Les conditions énumérées dans l’article 122-6 pour faire valoir la présomption de légitime défense excluent néanmoins des situations qui représentent pourtant des menaces qui la justifieraient pleinement. Ainsi la restriction aux seules intrusions nocturnes selon l’alinéa 1 et la restriction aux seuls vols et pillages avec violence selon l’alinéa 2 ne recouvrent pas l’entière réalité des agressions générant une menace extrême envers les personnes et les biens. Il convient donc d’élargir le champ de la présomption de légitime défense aux intrusions diurnes dans des lieux habités et aux agressions physiques envers des personnes.

Commentaires sur la présente proposition de loi :

Article 1er

L’article 122-5 du code pénal est complété par un alinéa qui définit les cas où une disproportion entre l’acte de défense et l’agression est excusable et donc non punissable, à savoir lorsque la victime d’une agression a surréagi à cause de l’état de panique ou de sidération provoqué par l’agression elle-même, et qui a altéré sa perception de la réalité. Cet article implique ainsi la responsabilité de l’auteur de l’agression dans la réaction de sa victime.

Article 2

L’article 122-6 alinéa 1 du code pénal est modifié de sorte que la présomption de légitime défense pour repousser l’entrée par effraction, violence ou ruse dans un lieu habité ne se limite pas aux effractions nocturnes mais soit applicable à toute heure. En effet, l’intrusion d’une ou plusieurs personnes dans un lieu habité constitue en soi une menace importante qui peut légitimer un acte de défense, que ce soit de nuit ou de jour. Selon les paroles de Me Thibault de Montbrial, avocat au barreau de Paris, « il est impossible de prédire les agissements d’un cambrioleur une fois introduit dans un domicile. S’il peut éviter la confrontation avec les habitants, il est tout autant possible qu’il l’accepte et aille jusqu’à des violences parfois extrêmes » (4).

Article 3

L’article 122-6 alinéa 2 du code pénal est modifié de sorte que la présomption de légitime défense ne se limite pas aux vols ou pillages exécutés avec violence mais inclue également les agressions physiques violentes envers des personnes, l’intégrité physique et la santé représentant en soi des biens juridiques de valeur supérieure aux biens matériels.

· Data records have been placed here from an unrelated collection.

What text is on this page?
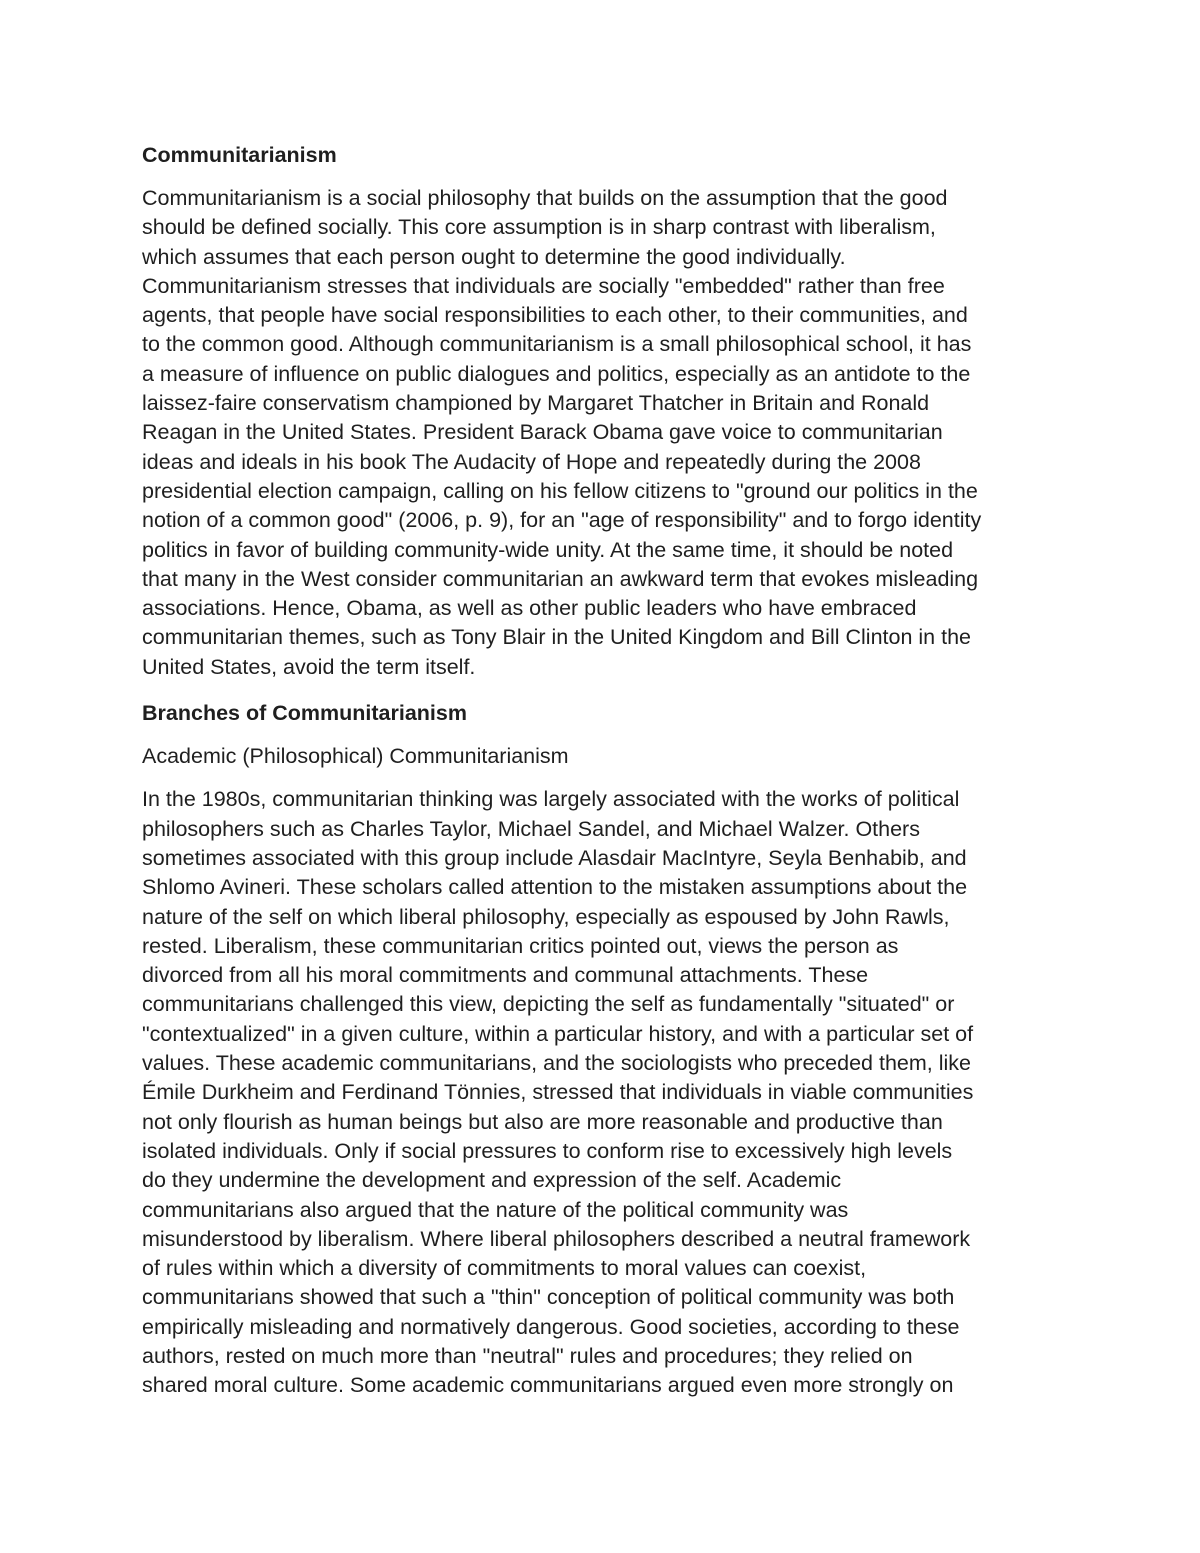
Communitarianism

Communitarianism is a social philosophy that builds on the assumption that the good
should be defined socially. This core assumption is in sharp contrast with liberalism,
which assumes that each person ought to determine the good individually.
Communitarianism stresses that individuals are socially "embedded" rather than free
agents, that people have social responsibilities to each other, to their communities, and
to the common good. Although communitarianism is a small philosophical school, it has
a measure of influence on public dialogues and politics, especially as an antidote to the
laissez-faire conservatism championed by Margaret Thatcher in Britain and Ronald
Reagan in the United States. President Barack Obama gave voice to communitarian
ideas and ideals in his book The Audacity of Hope and repeatedly during the 2008
presidential election campaign, calling on his fellow citizens to "ground our politics in the
notion of a common good" (2006, p. 9), for an "age of responsibility" and to forgo identity
politics in favor of building community-wide unity. At the same time, it should be noted
that many in the West consider communitarian an awkward term that evokes misleading
associations. Hence, Obama, as well as other public leaders who have embraced
communitarian themes, such as Tony Blair in the United Kingdom and Bill Clinton in the
United States, avoid the term itself.

Branches of Communitarianism

Academic (Philosophical) Communitarianism

In the 1980s, communitarian thinking was largely associated with the works of political
philosophers such as Charles Taylor, Michael Sandel, and Michael Walzer. Others
sometimes associated with this group include Alasdair MacIntyre, Seyla Benhabib, and
Shlomo Avineri. These scholars called attention to the mistaken assumptions about the
nature of the self on which liberal philosophy, especially as espoused by John Rawls,
rested. Liberalism, these communitarian critics pointed out, views the person as
divorced from all his moral commitments and communal attachments. These
communitarians challenged this view, depicting the self as fundamentally "situated" or
"contextualized" in a given culture, within a particular history, and with a particular set of
values. These academic communitarians, and the sociologists who preceded them, like
Émile Durkheim and Ferdinand Tönnies, stressed that individuals in viable communities
not only flourish as human beings but also are more reasonable and productive than
isolated individuals. Only if social pressures to conform rise to excessively high levels
do they undermine the development and expression of the self. Academic
communitarians also argued that the nature of the political community was
misunderstood by liberalism. Where liberal philosophers described a neutral framework
of rules within which a diversity of commitments to moral values can coexist,
communitarians showed that such a "thin" conception of political community was both
empirically misleading and normatively dangerous. Good societies, according to these
authors, rested on much more than "neutral" rules and procedures; they relied on
shared moral culture. Some academic communitarians argued even more strongly on
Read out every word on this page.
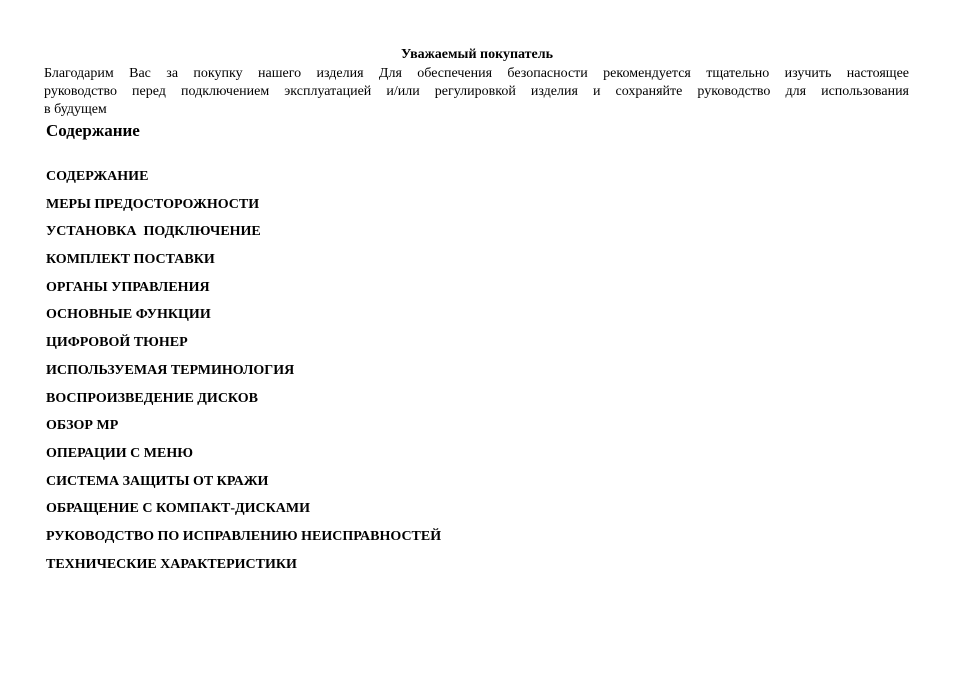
Уважаемый покупатель
Благодарим Вас за покупку нашего изделия Для обеспечения безопасности рекомендуется тщательно изучить настоящее
руководство перед подключением эксплуатацией и/или регулировкой изделия и сохраняйте руководство для использования
в будущем
Содержание
СОДЕРЖАНИЕ
МЕРЫ ПРЕДОСТОРОЖНОСТИ
УСТАНОВКА  ПОДКЛЮЧЕНИЕ
КОМПЛЕКТ ПОСТАВКИ
ОРГАНЫ УПРАВЛЕНИЯ
ОСНОВНЫЕ ФУНКЦИИ
ЦИФРОВОЙ ТЮНЕР
ИСПОЛЬЗУЕМАЯ ТЕРМИНОЛОГИЯ
ВОСПРОИЗВЕДЕНИЕ ДИСКОВ
ОБЗОР МР
ОПЕРАЦИИ С МЕНЮ
СИСТЕМА ЗАЩИТЫ ОТ КРАЖИ
ОБРАЩЕНИЕ С КОМПАКТ-ДИСКАМИ
РУКОВОДСТВО ПО ИСПРАВЛЕНИЮ НЕИСПРАВНОСТЕЙ
ТЕХНИЧЕСКИЕ ХАРАКТЕРИСТИКИ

Tels sont, Mesdames, Messieurs les objectifs de la présente proposition de loi.

PROPOSITION DE LOI

Article 1er

L’article 122-5 du code pénal est complété par un alinéa ainsi rédigé :

« En cas de disproportion entre l’acte de défense et l’agression elle-même, la personne qui se défend sous l’effet de panique ou de saisissement qui ont modifié sa perception de la réalité n’est pas pénalement responsable, si son état de panique ou de saisissement est directement causé par l’agression qu’elle a subie. »

Article 2

Au 1° de l’article 122-6 du code pénal, les mots : « de nuit » sont supprimés.

Article 3 

Au 2° de l’article 122-6 du code pénal, après le mot : « auteurs » sont insérés les mots : « d’agressions physiques, ».

1 () Olivier Cahn, maître de conférences en droit pénal à la faculté de Cergy Pontoise, chercheur au CESDIP-CNRS, France culture, 28.5 .2018.

2 () www.service-public.fr/particuliers/vosdroits/F1766.

3 () Didier Reins, avocat : « Le village de la justice », 28.10.2015.

4 () www.institutpourlajustice.org/nos-questions-a/me-thibault-de-montbrial.